Publié en ligne le 8 septembre 2023 - Climat -

Avant de parler de l’utilisation de l’eau pour la réfrigération des complexes industriels et des centrales électrogènes, il est nécessaire de distinguer les deux cycles de l’eau.

Le « grand cycle » représente les flux naturels de l’eau, liés à l’évaporation des océans et des terres avec leur végétation. La vapeur d’eau monte dans l’atmosphère, forme les nuages, puis retombe sous forme de pluie, alimentant sur terre les cours d’eau et les nappes phréatiques. [1].

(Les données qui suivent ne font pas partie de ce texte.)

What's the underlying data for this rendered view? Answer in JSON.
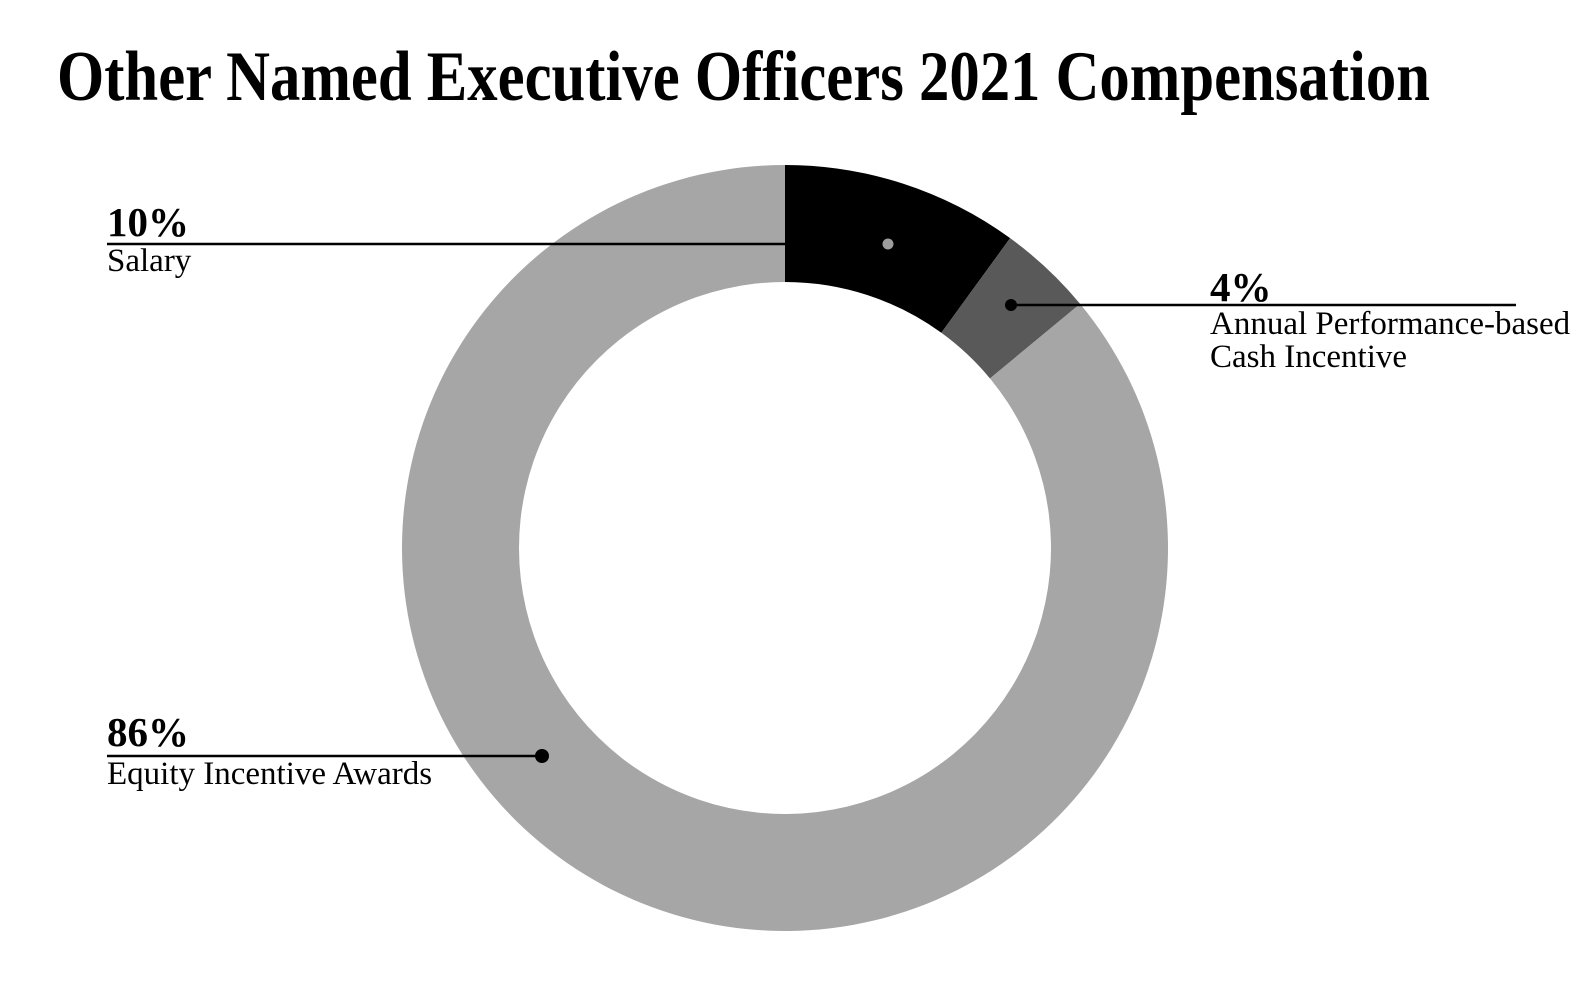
{
  "title": "Other Named Executive Officers 2021 Compensation",
  "chart_data": {
    "type": "pie",
    "subtype": "donut",
    "title": "Other Named Executive Officers 2021 Compensation",
    "start_angle_deg": 0,
    "direction": "clockwise",
    "inner_radius_ratio": 0.69,
    "legend_position": "callout-labels",
    "slices": [
      {
        "id": "salary",
        "label": "Salary",
        "value_pct": 10,
        "color": "#000000"
      },
      {
        "id": "cash-incentive",
        "label": "Annual Performance-based Cash Incentive",
        "value_pct": 4,
        "color": "#595959"
      },
      {
        "id": "equity-awards",
        "label": "Equity Incentive Awards",
        "value_pct": 86,
        "color": "#a6a6a6"
      }
    ]
  },
  "callouts": [
    {
      "pct": "10%",
      "name": "Salary"
    },
    {
      "pct": "4%",
      "name": "Annual Performance-based\nCash Incentive"
    },
    {
      "pct": "86%",
      "name": "Equity Incentive Awards"
    }
  ],
  "colors": {
    "background": "#ffffff",
    "text": "#000000",
    "leader_line": "#000000",
    "salary_anchor_dot": "#9c9c9c",
    "anchor_dot": "#000000"
  }
}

Le « petit cycle » correspond sur terre aux usages de l’eau liés aux activités humaines (usages domestiques, agricoles ou industriels). Il désigne « le parcours que l’eau emprunte du point de captage dans la rivière ou la nappe d’eau souterraine jusqu’à son rejet dans le milieu naturel. Il comprend le circuit de l’eau potable et celui du traitement des eaux usées » [2].

Les mots ont un sens

Consommation et prélèvement
Le terme « consommation » est souvent employé abusivement pour désigner toute utilisation de l’eau sans considération sur la manière dont celle-ci est restituée dans l’environnement. Il convient en réalité de distinguer consommation et prélèvement : « Les prélèvements désignent la quantité d’eau prélevée dans le milieu naturel puis rejetée après utilisation (donc à nouveau disponible après traitement par les stations urbaines et industrielles), tandis que la consommation correspond à une quantité d’eau prélevée, réellement consommée, absorbée. Elle n’est pas renvoyée directement dans la nature après usage » [3]. Peu d’activités sont consommatrices d’eau. Il s’agit de celles où l’eau est incorporée au produit fini : fabrication de béton, moellons, placoplâtre, céramiques, électrolyse pour la production d’hydrogène, etc.

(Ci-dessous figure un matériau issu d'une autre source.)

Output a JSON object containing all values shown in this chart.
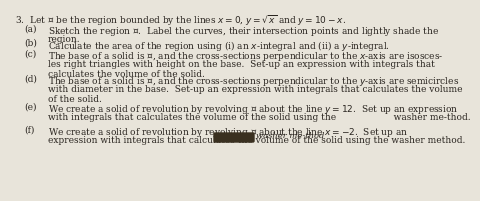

L’Arrosage du jardin (détail), Peder Mørk Mønsted (1859-1941)

Usages domestiques
Nous utilisons de l’eau pour nos besoins domestiques, y compris celle que nous buvons ou celle dont nous avons besoin pour confectionner notre alimentation. Cette eau est prélevée et restituée dans le milieu, par nos excrétas qui retournent dans le petit cycle de l’eau, ou par notre transpiration et notre respiration qui retournent dans le grand cycle de l’eau (notre corps lui-même est une machine à prélever de l’eau et à la rejeter).

Usages industriels
Les entreprises industrielles ont souvent besoin d’eau pour refroidir les process, pour la fabrication ou pour les eaux à usages domestiques des employés. Toute cette eau est prélevée puis restituée au milieu. Il s’agit d’utilisation et non de consommation. Parfois cette eau est prélevée en nappe phréatique et restituée dans les eaux superficielles. Mais cette eau reste dans le petit cycle de l’eau.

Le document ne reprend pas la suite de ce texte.